COMPARATIVE STUDY
JOURNAL ARTICLE
RANDOMIZED CONTROLLED TRIAL

A randomized trial of relapse prevention of depression in primary care

W Katon, C Rutter, E J Ludman, M Von Korff, E Lin, G Simon, T Bush, E Walker, J Unützer
Archives of General Psychiatry 2001, 58 (3): 241-7
11231831

BACKGROUND: Despite high rates of relapse and recurrence, few primary care patients with recurrent or chronic depression are receiving continuation and maintenance-phase treatment. We hypothesized that a relapse prevention intervention would improve adherence to antidepressant medication and improve depression outcomes in high-risk patients compared with usual primary care.

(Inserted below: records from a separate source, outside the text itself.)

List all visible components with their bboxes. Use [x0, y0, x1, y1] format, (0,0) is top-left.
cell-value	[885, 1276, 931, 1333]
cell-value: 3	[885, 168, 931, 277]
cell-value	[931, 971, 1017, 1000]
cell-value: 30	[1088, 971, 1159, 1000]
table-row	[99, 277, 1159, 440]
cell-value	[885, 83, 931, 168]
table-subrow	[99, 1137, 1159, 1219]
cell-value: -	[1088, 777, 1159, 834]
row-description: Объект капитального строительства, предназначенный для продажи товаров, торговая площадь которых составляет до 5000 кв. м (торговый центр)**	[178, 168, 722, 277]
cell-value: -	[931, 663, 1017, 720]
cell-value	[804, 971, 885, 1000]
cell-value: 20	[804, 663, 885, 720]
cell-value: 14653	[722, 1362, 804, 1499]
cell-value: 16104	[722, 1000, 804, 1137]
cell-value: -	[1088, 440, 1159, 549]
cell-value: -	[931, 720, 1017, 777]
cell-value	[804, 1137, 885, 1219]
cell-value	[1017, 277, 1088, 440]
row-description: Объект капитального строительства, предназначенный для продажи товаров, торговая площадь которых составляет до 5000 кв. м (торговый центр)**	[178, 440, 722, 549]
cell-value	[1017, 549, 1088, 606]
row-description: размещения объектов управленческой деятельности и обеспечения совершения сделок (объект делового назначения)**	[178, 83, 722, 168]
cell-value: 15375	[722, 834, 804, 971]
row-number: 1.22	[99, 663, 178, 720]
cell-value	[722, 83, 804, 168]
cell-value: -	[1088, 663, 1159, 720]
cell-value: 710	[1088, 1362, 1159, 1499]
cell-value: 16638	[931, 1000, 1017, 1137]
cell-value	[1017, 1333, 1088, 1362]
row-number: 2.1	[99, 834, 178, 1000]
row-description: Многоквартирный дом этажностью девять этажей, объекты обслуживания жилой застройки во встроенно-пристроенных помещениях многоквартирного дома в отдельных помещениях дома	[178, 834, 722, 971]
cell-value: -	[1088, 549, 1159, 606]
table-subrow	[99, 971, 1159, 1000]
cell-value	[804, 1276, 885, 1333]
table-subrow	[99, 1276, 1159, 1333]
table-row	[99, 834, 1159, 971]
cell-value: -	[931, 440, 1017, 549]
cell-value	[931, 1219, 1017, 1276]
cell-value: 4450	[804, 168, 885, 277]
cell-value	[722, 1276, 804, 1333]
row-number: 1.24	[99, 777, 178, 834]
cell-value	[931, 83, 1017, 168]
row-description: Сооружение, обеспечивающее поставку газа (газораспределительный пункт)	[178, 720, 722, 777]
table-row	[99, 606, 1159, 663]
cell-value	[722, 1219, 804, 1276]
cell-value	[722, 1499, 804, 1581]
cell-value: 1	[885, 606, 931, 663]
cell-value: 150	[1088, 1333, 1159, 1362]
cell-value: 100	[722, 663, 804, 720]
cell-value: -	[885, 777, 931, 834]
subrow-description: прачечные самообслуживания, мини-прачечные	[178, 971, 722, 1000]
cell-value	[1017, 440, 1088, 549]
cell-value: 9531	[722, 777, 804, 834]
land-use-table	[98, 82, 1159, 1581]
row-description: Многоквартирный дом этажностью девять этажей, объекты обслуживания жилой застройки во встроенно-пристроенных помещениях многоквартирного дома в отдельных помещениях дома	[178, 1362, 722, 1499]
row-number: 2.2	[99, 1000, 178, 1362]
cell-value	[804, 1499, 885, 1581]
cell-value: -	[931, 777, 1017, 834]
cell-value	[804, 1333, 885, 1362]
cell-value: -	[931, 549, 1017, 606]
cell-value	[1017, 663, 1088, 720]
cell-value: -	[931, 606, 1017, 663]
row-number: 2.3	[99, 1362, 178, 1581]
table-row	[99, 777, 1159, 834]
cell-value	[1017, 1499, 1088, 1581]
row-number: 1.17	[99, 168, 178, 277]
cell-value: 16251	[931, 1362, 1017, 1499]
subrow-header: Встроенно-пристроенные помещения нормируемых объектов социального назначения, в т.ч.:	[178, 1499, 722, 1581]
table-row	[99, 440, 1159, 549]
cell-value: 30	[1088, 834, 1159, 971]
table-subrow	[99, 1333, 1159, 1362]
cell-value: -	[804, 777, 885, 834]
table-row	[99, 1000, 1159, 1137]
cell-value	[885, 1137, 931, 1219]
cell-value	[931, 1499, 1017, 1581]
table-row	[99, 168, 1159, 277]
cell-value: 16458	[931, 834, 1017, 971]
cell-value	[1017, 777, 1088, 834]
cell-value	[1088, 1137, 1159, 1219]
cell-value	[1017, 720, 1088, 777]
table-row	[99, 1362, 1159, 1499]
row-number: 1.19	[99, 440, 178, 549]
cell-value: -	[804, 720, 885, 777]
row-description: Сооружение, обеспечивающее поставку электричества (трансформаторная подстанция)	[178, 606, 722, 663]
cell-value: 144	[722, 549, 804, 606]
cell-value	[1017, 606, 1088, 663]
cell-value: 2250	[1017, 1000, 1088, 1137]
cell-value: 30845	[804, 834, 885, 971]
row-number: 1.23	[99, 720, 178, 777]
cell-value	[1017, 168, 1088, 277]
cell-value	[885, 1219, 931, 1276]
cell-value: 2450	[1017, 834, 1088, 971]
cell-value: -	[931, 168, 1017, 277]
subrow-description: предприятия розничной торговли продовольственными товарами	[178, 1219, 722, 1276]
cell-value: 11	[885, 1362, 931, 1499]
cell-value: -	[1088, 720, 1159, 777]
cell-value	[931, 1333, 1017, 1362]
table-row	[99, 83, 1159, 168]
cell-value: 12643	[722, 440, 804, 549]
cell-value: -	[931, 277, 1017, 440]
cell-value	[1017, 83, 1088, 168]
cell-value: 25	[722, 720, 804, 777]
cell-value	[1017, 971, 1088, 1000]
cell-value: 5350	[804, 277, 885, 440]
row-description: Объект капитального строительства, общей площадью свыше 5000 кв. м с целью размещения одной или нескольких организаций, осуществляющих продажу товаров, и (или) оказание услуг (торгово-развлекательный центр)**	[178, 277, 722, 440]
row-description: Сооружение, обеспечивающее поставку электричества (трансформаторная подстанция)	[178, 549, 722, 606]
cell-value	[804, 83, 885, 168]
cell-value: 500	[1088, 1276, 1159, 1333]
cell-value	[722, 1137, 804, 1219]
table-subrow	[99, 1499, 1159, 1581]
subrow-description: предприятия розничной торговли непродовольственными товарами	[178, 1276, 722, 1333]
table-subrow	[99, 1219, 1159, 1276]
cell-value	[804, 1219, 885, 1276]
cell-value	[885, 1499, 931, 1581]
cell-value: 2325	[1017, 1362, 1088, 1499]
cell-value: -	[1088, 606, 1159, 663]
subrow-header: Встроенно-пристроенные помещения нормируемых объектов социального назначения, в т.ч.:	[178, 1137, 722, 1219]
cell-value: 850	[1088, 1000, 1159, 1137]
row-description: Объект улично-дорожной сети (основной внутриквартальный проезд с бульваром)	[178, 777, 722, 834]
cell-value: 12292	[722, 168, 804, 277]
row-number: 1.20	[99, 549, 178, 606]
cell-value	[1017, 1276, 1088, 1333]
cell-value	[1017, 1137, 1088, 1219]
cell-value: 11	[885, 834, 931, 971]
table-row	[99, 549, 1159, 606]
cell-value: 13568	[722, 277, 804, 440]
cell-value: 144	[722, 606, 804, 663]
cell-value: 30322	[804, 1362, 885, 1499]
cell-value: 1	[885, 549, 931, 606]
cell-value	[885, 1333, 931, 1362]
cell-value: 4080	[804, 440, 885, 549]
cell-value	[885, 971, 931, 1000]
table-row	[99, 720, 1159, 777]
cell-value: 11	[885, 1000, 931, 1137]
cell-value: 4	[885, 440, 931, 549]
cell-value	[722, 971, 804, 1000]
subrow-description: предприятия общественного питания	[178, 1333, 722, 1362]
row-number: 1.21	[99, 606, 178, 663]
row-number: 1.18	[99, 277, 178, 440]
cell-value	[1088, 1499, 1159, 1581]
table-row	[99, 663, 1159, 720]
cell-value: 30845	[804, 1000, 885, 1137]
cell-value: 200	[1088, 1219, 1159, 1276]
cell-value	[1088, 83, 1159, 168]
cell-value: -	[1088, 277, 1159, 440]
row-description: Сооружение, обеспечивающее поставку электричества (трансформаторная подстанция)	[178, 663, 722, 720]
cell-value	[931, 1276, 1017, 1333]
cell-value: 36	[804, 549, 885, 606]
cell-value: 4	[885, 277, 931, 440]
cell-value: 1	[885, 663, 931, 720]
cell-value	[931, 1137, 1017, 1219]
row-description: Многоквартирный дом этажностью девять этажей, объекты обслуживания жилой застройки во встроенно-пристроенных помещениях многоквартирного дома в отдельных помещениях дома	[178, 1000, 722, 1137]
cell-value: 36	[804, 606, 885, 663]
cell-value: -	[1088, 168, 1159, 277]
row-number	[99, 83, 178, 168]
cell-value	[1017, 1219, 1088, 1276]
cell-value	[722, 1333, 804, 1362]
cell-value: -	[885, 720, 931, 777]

METHODS: Three hundred eighty-six patients with recurrent major depression or dysthymia who had largely recovered after 8 weeks of antidepressant treatment by their primary care physicians were randomized to a relapse prevention program (n = 194) or usual primary care (n = 192). Patients in the intervention group received 2 primary care visits with a depression specialist and 3 telephone visits over a 1-year period aimed at enhancing adherence to antidepressant medication, recognition of prodromal symptoms, monitoring of symptoms, and development of a written relapse prevention plan. Follow-up assessments were completed at 3, 6, 9, and 12 months by a telephone survey team blinded to randomization status.

RESULTS: Those in the intervention group had significantly greater adherence to adequate dosage of antidepressant medication for 90 days or more within the first and second 6-month periods and were significantly more likely to refill medication prescriptions during the 12-month follow-up compared with usual care controls. Intervention patients had significantly fewer depressive symptoms, but not fewer episodes of relapse/recurrence over the 12-month follow-up period.

CONCLUSIONS: A relapse prevention program targeted to primary care patients with a high risk of relapse/recurrence who had largely recovered after antidepressant treatment significantly improved antidepressant adherence and depressive symptom outcomes.